Tematy są tradycyjne, ale styl opowieści – nowy. Cykl nie jest kaligraficznym ornamentem, w który wpleciono ciała ludzi i zwierząt. Widzimy ekspresyjne sceny i żywych, gestykulujących ludzi. Adam smacznie śpi albo łapczywie pożera jabłko, prawie odgryzając sobie palce. Twarze Noego i synów wyrażają przerażenie, a potem ulgę i radość ocalenia. Lamech zabija Kaina z kamienną twarzą, a umierający Kain chwyta się konaru drzewa, by nie upaść. Brak jednak tła. Szwankuje perspektywa i ukośny skrót postaci. Detale – jak liście drzewa – są grube i nie zawsze foremne. Postacie nazbyt przysadziste, dupiaste, jakby biblijni bohaterowie spędzali czas na kanapie przed telewizorem, a nie w pocie czoła zdobywali swój chleb. Drzewo jednak jest drzewem, a nie tylko znakiem grzesznej pokusy, a wąż ma prawdziwe zęby i może ugryźć śmiertelnie nie tylko duszę, ale i rękę.
Rzeźby proroków z głównego portalu już nie czynią takiego wrażenia, bo są „bardziej" romańskie, to znaczy statyczne, płaskie i wpasowane w architekturę. Z trudem mieszczą się w swoich szczelnie otulających niszach, a wskazujący palec Ezechiela wyłazi na arkadę małej archiwolty. W porównaniu z Genezis postacie mają przykrótkie tułowia, a ich za duże głowy ze staranną fryzurą i ogromne stopy „jak podolski złodziej" nadają im ton groteskowy.
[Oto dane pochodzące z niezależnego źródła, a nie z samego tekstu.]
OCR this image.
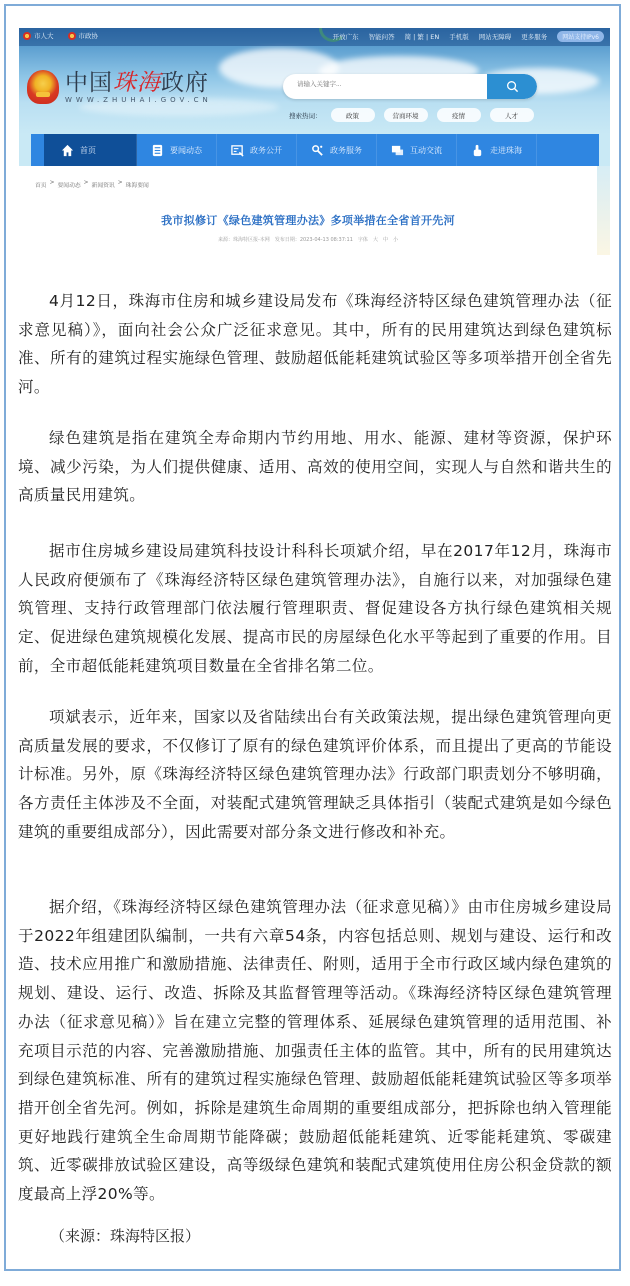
市人大	市政协	开放广东 智能问答 简 | 繁 | EN 手机版 网站无障碍 更多服务	网站支持IPv6
中国珠海政府
WWW.ZHUHAI.GOV.CN
请输入关键字...
搜索热词：	政策	营商环境	疫情	人才
首页	要闻动态	政务公开	政务服务	互动交流	走进珠海
首页 > 要闻动态 > 新闻资讯 > 珠海要闻
我市拟修订《绿色建筑管理办法》多项举措在全省首开先河
来源：珠海特区报-本网 发布日期：2023-04-13 08:37:11 字体 大 中 小

4月12日，珠海市住房和城乡建设局发布《珠海经济特区绿色建筑管理办法（征求意见稿）》，面向社会公众广泛征求意见。其中，所有的民用建筑达到绿色建筑标准、所有的建筑过程实施绿色管理、鼓励超低能耗建筑试验区等多项举措开创全省先河。

绿色建筑是指在建筑全寿命期内节约用地、用水、能源、建材等资源，保护环境、减少污染，为人们提供健康、适用、高效的使用空间，实现人与自然和谐共生的高质量民用建筑。

据市住房城乡建设局建筑科技设计科科长项斌介绍，早在2017年12月，珠海市人民政府便颁布了《珠海经济特区绿色建筑管理办法》，自施行以来，对加强绿色建筑管理、支持行政管理部门依法履行管理职责、督促建设各方执行绿色建筑相关规定、促进绿色建筑规模化发展、提高市民的房屋绿色化水平等起到了重要的作用。目前，全市超低能耗建筑项目数量在全省排名第二位。

项斌表示，近年来，国家以及省陆续出台有关政策法规，提出绿色建筑管理向更高质量发展的要求，不仅修订了原有的绿色建筑评价体系，而且提出了更高的节能设计标准。另外，原《珠海经济特区绿色建筑管理办法》行政部门职责划分不够明确，各方责任主体涉及不全面，对装配式建筑管理缺乏具体指引（装配式建筑是如今绿色建筑的重要组成部分），因此需要对部分条文进行修改和补充。

据介绍，《珠海经济特区绿色建筑管理办法（征求意见稿）》由市住房城乡建设局于2022年组建团队编制，一共有六章54条，内容包括总则、规划与建设、运行和改造、技术应用推广和激励措施、法律责任、附则，适用于全市行政区域内绿色建筑的规划、建设、运行、改造、拆除及其监督管理等活动。《珠海经济特区绿色建筑管理办法（征求意见稿）》旨在建立完整的管理体系、延展绿色建筑管理的适用范围、补充项目示范的内容、完善激励措施、加强责任主体的监管。其中，所有的民用建筑达到绿色建筑标准、所有的建筑过程实施绿色管理、鼓励超低能耗建筑试验区等多项举措开创全省先河。例如，拆除是建筑生命周期的重要组成部分，把拆除也纳入管理能更好地践行建筑全生命周期节能降碳；鼓励超低能耗建筑、近零能耗建筑、零碳建筑、近零碳排放试验区建设，高等级绿色建筑和装配式建筑使用住房公积金贷款的额度最高上浮20%等。

（来源：珠海特区报）
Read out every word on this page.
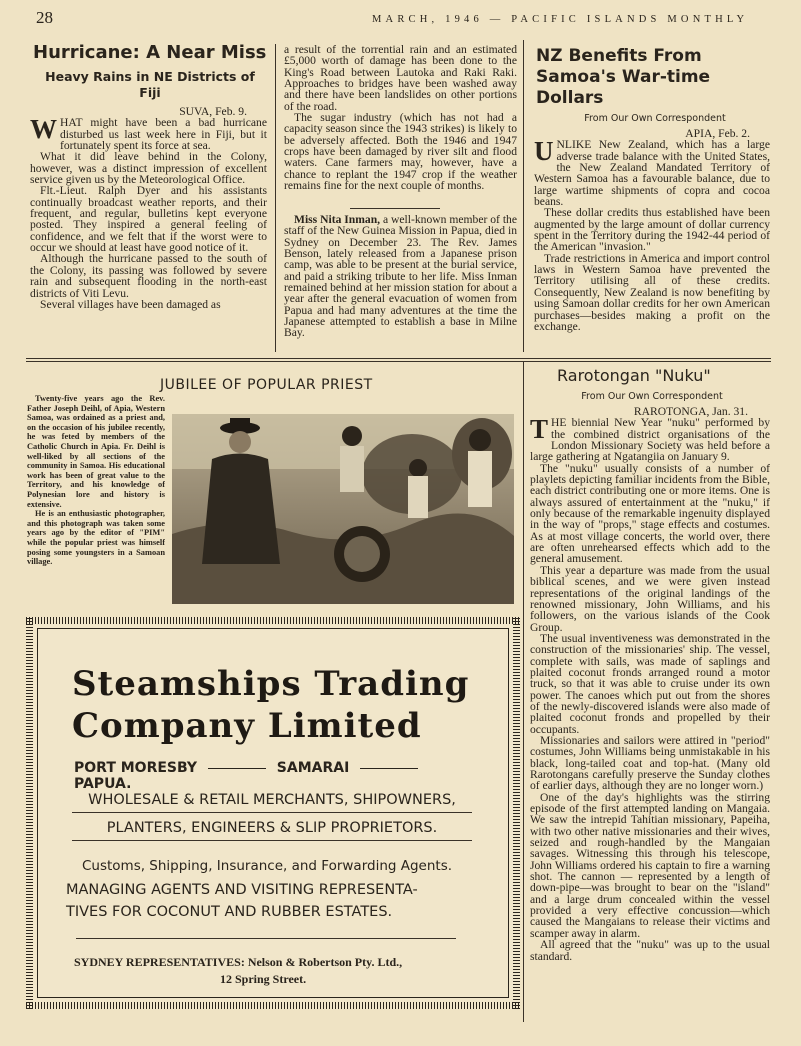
28	MARCH, 1946 — PACIFIC ISLANDS MONTHLY
Hurricane: A Near Miss
Heavy Rains in NE Districts of Fiji

SUVA, Feb. 9.

WHAT might have been a bad hurricane disturbed us last week here in Fiji, but it fortunately spent its force at sea.

What it did leave behind in the Colony, however, was a distinct impression of excellent service given us by the Meteorological Office.

Flt.-Lieut. Ralph Dyer and his assistants continually broadcast weather reports, and their frequent, and regular, bulletins kept everyone posted. They inspired a general feeling of confidence, and we felt that if the worst were to occur we should at least have good notice of it.

Although the hurricane passed to the south of the Colony, its passing was followed by severe rain and subsequent flooding in the north-east districts of Viti Levu.

Several villages have been damaged as

a result of the torrential rain and an estimated £5,000 worth of damage has been done to the King's Road between Lautoka and Raki Raki. Approaches to bridges have been washed away and there have been landslides on other portions of the road.

The sugar industry (which has not had a capacity season since the 1943 strikes) is likely to be adversely affected. Both the 1946 and 1947 crops have been damaged by river silt and flood waters. Cane farmers may, however, have a chance to replant the 1947 crop if the weather remains fine for the next couple of months.

Miss Nita Inman, a well-known member of the staff of the New Guinea Mission in Papua, died in Sydney on December 23. The Rev. James Benson, lately released from a Japanese prison camp, was able to be present at the burial service, and paid a striking tribute to her life. Miss Inman remained behind at her mission station for about a year after the general evacuation of women from Papua and had many adventures at the time the Japanese attempted to establish a base in Milne Bay.

NZ Benefits From Samoa's War-time Dollars
From Our Own Correspondent

APIA, Feb. 2.

UNLIKE New Zealand, which has a large adverse trade balance with the United States, the New Zealand Mandated Territory of Western Samoa has a favourable balance, due to large wartime shipments of copra and cocoa beans.

These dollar credits thus established have been augmented by the large amount of dollar currency spent in the Territory during the 1942-44 period of the American "invasion."

Trade restrictions in America and import control laws in Western Samoa have prevented the Territory utilising all of these credits. Consequently, New Zealand is now benefiting by using Samoan dollar credits for her own American purchases—besides making a profit on the exchange.

JUBILEE OF POPULAR PRIEST

Twenty-five years ago the Rev. Father Joseph Deihl, of Apia, Western Samoa, was ordained as a priest and, on the occasion of his jubilee recently, he was feted by members of the Catholic Church in Apia. Fr. Deihl is well-liked by all sections of the community in Samoa. His educational work has been of great value to the Territory, and his knowledge of Polynesian lore and history is extensive.

He is an enthusiastic photographer, and this photograph was taken some years ago by the editor of "PIM" while the popular priest was himself posing some youngsters in a Samoan village.

Rarotongan "Nuku"
From Our Own Correspondent

RAROTONGA, Jan. 31.

THE biennial New Year "nuku" performed by the combined district organisations of the London Missionary Society was held before a large gathering at Ngatangiia on January 9.

The "nuku" usually consists of a number of playlets depicting familiar incidents from the Bible, each district contributing one or more items. One is always assured of entertainment at the "nuku," if only because of the remarkable ingenuity displayed in the way of "props," stage effects and costumes. As at most village concerts, the world over, there are often unrehearsed effects which add to the general amusement.

This year a departure was made from the usual biblical scenes, and we were given instead representations of the original landings of the renowned missionary, John Williams, and his followers, on the various islands of the Cook Group.

The usual inventiveness was demonstrated in the construction of the missionaries' ship. The vessel, complete with sails, was made of saplings and plaited coconut fronds arranged round a motor truck, so that it was able to cruise under its own power. The canoes which put out from the shores of the newly-discovered islands were also made of plaited coconut fronds and propelled by their occupants.

Missionaries and sailors were attired in "period" costumes, John Williams being unmistakable in his black, long-tailed coat and top-hat. (Many old Rarotongans carefully preserve the Sunday clothes of earlier days, although they are no longer worn.)

One of the day's highlights was the stirring episode of the first attempted landing on Mangaia. We saw the intrepid Tahitian missionary, Papeiha, with two other native missionaries and their wives, seized and rough-handled by the Mangaian savages. Witnessing this through his telescope, John Williams ordered his captain to fire a warning shot. The cannon — represented by a length of down-pipe—was brought to bear on the "island" and a large drum concealed within the vessel provided a very effective concussion—which caused the Mangaians to release their victims and scamper away in alarm.

All agreed that the "nuku" was up to the usual standard.

Steamships Trading
Company Limited
PORT MORESBY	SAMARAI  PAPUA.
WHOLESALE & RETAIL MERCHANTS, SHIPOWNERS,
PLANTERS, ENGINEERS & SLIP PROPRIETORS.
Customs, Shipping, Insurance, and Forwarding Agents.
MANAGING AGENTS AND VISITING REPRESENTA-
TIVES FOR COCONUT AND RUBBER ESTATES.
SYDNEY REPRESENTATIVES: Nelson & Robertson Pty. Ltd.,
12 Spring Street.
Na szczęście zajmują wewnętrzne ściany odrzwi. To, co widać, to przepiękna winna wić, zamieszkała przez postacie w nienaturalnych, lecz niezwykle wdzięcznych pozach. Zbieracz winogron ma wprawdzie głowę mniejszą od kiści, ale to przecież winnica Pańska, więc każdy cud jest możliwy, także nadzwyczajny urodzaj. W innym miejscu ktoś łapie się za stopę jak baletnica – czysta gracja ciała wpisanego w krzew. W baldachim wmontowano kilka płaskorzeźb z fantastycznymi stworami. Najwdzięczniejszy jest potwór o koziej głowie, syrenim ogonie i ptasim tułowiu, ujeżdżany przez nagiego faceta w czapeczce. Gdyby miał kontusz, mógłby udawać Twardowskiego z kogutem na księżycu.
Kalendarz prac
Sławne północne wejście Pescheria żyje w wiecznym cieniu wąskiej uliczki, tuż przy dzwonnicy, która zabiera resztki światła. Motyw miesięcy na wewnętrznych ścianach portalu zachwyca znawców świecką tematyką. Do mnie te elementy nie przemówiły, chociaż chłop przy sianokosach ma fantazyjny kapelusz jak kardynał i artyście udało się stworzyć wrażenie ruchu kosy (czerwiec). Ten sam chłop, jako żniwiarz, sprawnym ruchem sierpa ucina kłosy, pozostawiając resztę słomy na polu (lipiec). Prace i gesty są na ogół zrozumiałe. W styczniu kobieta przędzie, w październiku beczka jest pełna wina, a w listopadzie siewca wyciąga zaciśniętą garść wyjętą z płóciennej torby. Mieszkaniec Północy z zazdrością odnotowuje klimatyczne różnice.